Photo Credit: AP Photo/Marcio Jose Sanchez

Slowly, but surely, tectonic activity is starting to shift away from the San Andreas Fault.

After the two back to back earthquakes that rocked Southern California, scientists are trying to understand the events that instigated them.

What was most surprising was that the tremors did not take place along the San Andreas Fault. Rather, both earthquakes occurred at the Eastern California Shear Zone. The state is loaded with plates that have scientists wondering what is actually going on.

The problem is that the faults are not in the most accessible of places. The zone lies within a U.S. Navy base that typically isn’t accessible for mapping. Researchers are trying to determine what parts of the fault broke or if part of the fault broke twice. Typically, they don’t rupture at the same time.

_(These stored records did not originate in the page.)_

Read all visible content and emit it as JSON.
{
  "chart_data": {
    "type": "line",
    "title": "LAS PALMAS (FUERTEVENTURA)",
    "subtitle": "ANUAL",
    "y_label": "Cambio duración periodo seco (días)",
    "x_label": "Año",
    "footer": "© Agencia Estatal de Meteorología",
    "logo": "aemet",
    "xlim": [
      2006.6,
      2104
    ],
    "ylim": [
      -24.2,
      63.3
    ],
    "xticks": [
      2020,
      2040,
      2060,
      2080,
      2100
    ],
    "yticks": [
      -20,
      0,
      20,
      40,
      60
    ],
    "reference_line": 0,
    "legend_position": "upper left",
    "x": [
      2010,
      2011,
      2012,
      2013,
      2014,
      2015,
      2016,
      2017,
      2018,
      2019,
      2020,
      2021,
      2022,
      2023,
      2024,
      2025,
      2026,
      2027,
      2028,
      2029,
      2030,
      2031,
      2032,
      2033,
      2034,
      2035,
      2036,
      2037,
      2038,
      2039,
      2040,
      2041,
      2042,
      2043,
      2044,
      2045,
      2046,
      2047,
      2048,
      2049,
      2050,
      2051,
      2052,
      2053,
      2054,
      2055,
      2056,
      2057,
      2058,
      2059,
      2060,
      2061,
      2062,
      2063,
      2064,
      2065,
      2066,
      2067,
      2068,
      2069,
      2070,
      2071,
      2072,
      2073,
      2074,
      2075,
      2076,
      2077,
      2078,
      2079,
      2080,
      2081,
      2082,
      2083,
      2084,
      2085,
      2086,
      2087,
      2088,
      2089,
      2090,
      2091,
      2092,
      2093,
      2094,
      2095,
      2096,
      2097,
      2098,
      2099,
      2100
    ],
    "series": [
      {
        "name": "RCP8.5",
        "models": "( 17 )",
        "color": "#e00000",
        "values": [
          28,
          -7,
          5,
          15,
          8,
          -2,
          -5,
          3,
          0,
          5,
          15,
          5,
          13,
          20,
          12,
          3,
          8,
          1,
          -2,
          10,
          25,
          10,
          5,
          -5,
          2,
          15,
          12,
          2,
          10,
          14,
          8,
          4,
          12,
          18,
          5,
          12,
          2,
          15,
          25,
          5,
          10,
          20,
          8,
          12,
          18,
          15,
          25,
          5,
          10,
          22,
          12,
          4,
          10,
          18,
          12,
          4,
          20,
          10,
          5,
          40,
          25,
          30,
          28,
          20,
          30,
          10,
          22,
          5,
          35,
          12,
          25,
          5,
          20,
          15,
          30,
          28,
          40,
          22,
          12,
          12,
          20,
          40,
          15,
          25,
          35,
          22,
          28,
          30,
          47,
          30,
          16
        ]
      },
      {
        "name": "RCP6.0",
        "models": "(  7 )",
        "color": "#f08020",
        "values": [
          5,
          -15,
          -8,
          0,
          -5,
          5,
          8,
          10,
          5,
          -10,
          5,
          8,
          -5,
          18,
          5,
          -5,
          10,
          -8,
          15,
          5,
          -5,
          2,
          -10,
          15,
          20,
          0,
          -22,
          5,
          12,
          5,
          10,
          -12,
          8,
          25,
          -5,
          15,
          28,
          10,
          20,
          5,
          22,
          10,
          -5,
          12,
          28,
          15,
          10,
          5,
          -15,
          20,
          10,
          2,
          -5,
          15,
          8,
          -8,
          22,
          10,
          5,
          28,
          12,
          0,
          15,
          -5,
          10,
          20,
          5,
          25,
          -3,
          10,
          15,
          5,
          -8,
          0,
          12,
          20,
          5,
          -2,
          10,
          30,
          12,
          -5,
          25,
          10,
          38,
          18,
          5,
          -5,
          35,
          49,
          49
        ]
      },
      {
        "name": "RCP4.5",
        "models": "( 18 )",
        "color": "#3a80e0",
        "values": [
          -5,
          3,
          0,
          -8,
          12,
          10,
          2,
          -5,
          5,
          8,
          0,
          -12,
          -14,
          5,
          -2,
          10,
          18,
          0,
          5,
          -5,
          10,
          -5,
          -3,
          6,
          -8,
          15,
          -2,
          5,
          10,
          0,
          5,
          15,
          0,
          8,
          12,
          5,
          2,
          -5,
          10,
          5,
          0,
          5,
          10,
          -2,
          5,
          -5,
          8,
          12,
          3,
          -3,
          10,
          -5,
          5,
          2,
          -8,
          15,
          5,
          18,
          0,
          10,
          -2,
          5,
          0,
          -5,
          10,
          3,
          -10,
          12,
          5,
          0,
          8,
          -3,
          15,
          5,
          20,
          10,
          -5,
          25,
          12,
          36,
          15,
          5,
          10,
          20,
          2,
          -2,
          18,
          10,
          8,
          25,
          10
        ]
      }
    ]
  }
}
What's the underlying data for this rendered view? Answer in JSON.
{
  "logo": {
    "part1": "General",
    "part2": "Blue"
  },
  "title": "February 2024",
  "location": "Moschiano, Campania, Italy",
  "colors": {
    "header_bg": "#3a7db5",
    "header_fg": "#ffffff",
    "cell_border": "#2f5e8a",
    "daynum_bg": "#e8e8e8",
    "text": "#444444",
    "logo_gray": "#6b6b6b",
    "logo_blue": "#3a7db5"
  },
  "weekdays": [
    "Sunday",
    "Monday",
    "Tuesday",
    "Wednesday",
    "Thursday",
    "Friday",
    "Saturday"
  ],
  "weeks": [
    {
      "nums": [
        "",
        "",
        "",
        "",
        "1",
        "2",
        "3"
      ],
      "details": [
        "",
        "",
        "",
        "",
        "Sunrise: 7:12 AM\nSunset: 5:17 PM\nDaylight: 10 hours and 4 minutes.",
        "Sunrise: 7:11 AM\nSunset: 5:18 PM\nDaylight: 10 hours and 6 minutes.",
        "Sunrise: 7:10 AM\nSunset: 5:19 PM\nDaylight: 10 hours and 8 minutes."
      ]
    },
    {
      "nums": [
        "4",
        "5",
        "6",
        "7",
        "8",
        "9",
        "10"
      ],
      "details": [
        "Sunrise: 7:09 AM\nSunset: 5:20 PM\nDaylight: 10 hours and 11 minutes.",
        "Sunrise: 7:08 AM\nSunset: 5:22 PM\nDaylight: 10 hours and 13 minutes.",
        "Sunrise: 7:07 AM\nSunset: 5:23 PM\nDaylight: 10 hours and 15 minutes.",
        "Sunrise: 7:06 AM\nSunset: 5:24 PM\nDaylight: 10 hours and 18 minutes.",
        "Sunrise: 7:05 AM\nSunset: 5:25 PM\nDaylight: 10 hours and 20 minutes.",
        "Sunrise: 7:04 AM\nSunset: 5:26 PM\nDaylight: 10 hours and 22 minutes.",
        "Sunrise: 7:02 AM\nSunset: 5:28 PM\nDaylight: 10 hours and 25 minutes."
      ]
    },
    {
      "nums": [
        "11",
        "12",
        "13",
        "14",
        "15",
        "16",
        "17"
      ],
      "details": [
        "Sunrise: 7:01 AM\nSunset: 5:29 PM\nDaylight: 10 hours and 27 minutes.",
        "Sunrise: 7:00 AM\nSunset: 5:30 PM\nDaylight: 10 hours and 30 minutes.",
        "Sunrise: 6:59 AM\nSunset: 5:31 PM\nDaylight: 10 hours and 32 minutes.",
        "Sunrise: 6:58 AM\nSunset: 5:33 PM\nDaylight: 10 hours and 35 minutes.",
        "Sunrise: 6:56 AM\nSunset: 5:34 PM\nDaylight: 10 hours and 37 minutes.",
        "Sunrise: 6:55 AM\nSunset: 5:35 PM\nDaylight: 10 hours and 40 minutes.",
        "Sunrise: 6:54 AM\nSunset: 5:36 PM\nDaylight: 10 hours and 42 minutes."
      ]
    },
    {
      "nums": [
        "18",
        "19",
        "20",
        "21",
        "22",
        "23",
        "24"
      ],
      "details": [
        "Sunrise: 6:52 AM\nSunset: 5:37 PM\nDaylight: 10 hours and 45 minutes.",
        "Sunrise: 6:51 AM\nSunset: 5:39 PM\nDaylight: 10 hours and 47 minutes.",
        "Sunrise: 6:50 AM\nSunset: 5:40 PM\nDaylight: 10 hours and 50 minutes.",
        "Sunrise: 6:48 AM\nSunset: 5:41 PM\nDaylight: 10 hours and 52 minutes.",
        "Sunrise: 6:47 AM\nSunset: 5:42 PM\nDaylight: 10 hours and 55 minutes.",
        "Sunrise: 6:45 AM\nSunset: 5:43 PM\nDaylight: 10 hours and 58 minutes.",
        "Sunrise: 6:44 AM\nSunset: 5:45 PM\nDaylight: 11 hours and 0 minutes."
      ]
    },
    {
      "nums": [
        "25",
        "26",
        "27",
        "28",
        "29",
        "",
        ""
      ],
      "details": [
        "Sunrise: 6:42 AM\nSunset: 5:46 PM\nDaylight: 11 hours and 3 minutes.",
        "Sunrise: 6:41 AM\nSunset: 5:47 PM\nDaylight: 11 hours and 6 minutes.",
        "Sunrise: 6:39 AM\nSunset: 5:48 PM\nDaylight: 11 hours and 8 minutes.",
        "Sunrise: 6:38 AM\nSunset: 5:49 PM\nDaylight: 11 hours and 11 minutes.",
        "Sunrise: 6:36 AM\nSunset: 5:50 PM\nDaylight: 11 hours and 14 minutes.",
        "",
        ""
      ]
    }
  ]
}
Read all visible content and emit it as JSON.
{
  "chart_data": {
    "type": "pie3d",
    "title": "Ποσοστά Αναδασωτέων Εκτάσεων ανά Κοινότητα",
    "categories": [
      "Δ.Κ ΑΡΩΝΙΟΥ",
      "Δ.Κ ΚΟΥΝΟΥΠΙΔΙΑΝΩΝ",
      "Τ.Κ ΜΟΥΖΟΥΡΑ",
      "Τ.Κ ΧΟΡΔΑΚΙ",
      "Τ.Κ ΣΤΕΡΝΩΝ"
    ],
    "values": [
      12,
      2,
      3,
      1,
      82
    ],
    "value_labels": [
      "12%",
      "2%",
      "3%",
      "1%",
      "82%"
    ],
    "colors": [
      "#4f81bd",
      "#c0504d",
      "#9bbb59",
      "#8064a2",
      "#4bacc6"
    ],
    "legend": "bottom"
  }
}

With quakes happening down the Eastern California Shear Zone more and more, it is possible that we are seeing the beginning of a new boundary. This is crucial knowledge because the two faults act in different ways. Where the fault bends, the Pacific and North American plates aren’t sliding sideways past one another, but rather, they are colliding. The San Andreas Fault is not aligned with the motion of the other plates. But, the Eastern California Shear Zone is in line, which means a brand-new boundary could be in the making (at least millions of years from now).

As for the effect of future earthquakes, early data suggested that the 7.1 earthquake produced some slippage in the southern part of the San Andreas system. This doesn’t seem to be a spot that would spark up an earthquake, but there is a chance that the quakes could have bothered closer faults that could lead to a future earthquake.